Much to the chagrin of her more practical mother, Lizzie has concocted a full-blown fantasy of a romantic sailor and maritime adventures to explain the physical lack of a father in Frankie’s life. She took the name ACCRA from a stamp and has the boy track this imaginary ship and write letters to a PO Box, which she then collects herself and answers in the absent father’s name. Predictably, a ship by that name comes into port one day, and Lizzie, rather than dash her son’s carefully-protected beliefs, chooses a stranger to stand in for the prodigal dad for 24 hours.
Emily Mortimer portrays the selfless mom with a matter-of-factness that precludes any semblance of cloying sentimentality. Her all-too-familiar plight does not pigeon-hole her as a victim, but rather allows her to be the hero of her own story. And Jack MacElhone plays her 9-year-old son with such guileless directness and humor that there is simply no feeling sorry for him.

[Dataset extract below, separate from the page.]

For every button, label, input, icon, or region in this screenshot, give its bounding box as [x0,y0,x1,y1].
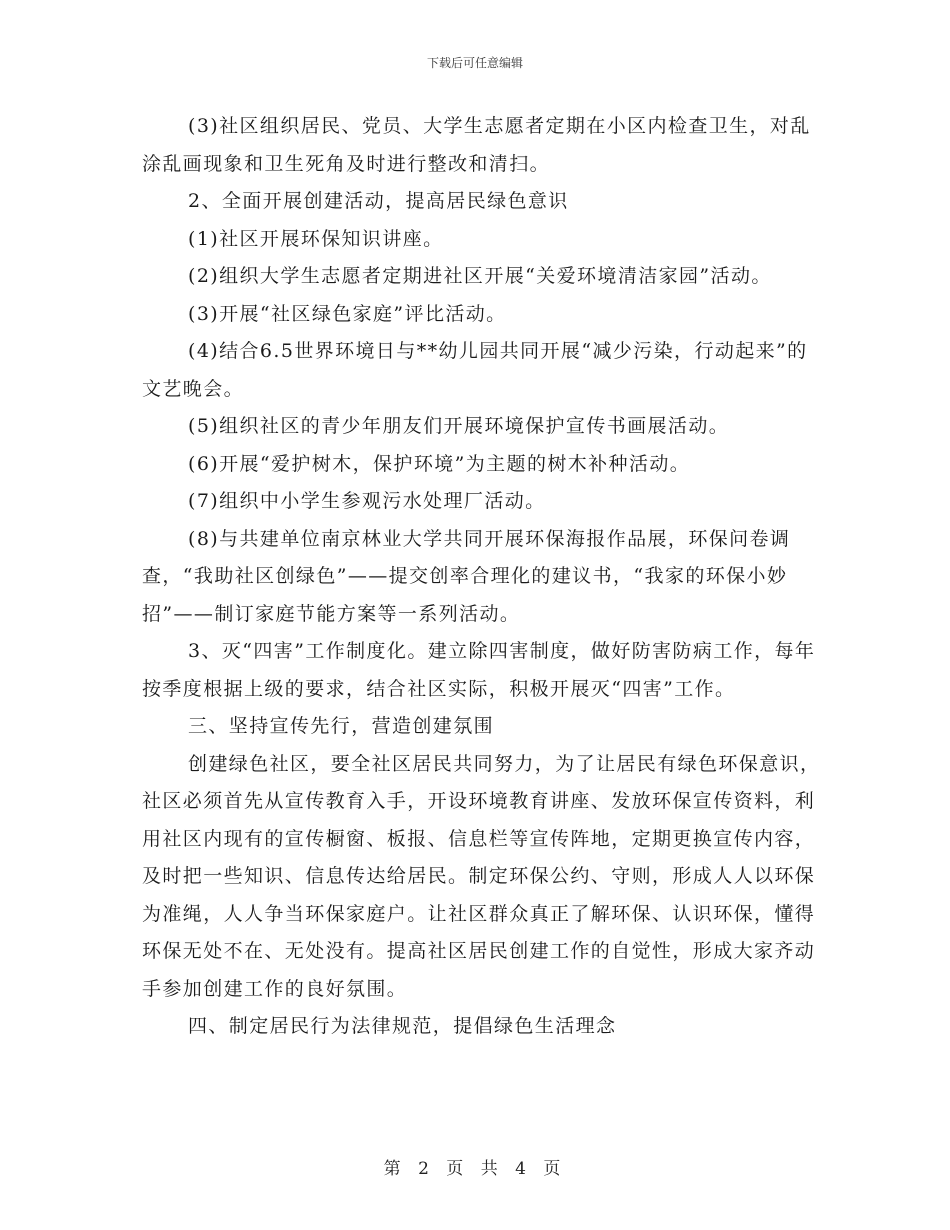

The heart of the movie, however, is in the developing relationship between Frankie and the Stranger, aptly played by Gerard Butler, last seen emoting spectacularly as the Phantom of the Opera in a tour de force of song and angst. Here, in a very restrained and nuanced performance, Mr. Butler manages to establish such a strong presence that it is literally palpable even when his character is off-screen. Frankie blossoms at the inclusion of a tangible father figure in his life, and he and the Stranger manage to convey a depth of emotion without resorting to dialogue. This is a subtle form of acting by implication.
This is Shona Auerbach’s directorial debut, and it is an auspicious one. Her background in still photography is evident in the gorgeous cinematography, but it is the simple story-telling and the characters that drive the film. Dear Frankie avoids the platitudes and pitfalls of a potentially overwrought theme and provides fresh insights in an almost casual manner. We can only hope that Ms. Auerbach will continue to shed her clear and sympathetic light on other social issues in future films.
Dear Frankie opens in limited release (NY and CA) on March 4, 2005, and wider release on March 11, 2005. While this has all the earmarks of an Art film that might feel at home at the Ritz Theater in Society Hill, I would urge local distributors to support wider distributorship throughout Philadelphia. The City of Brotherly Love has a crisis of single mothers and absent fathers that is addressed directly, yet gently, in this movie gem. You may bring a box of Kleenex with you into Dear Frankie, but you will leave with hope in your heart and perhaps even a plausible plan for a better tomorrow.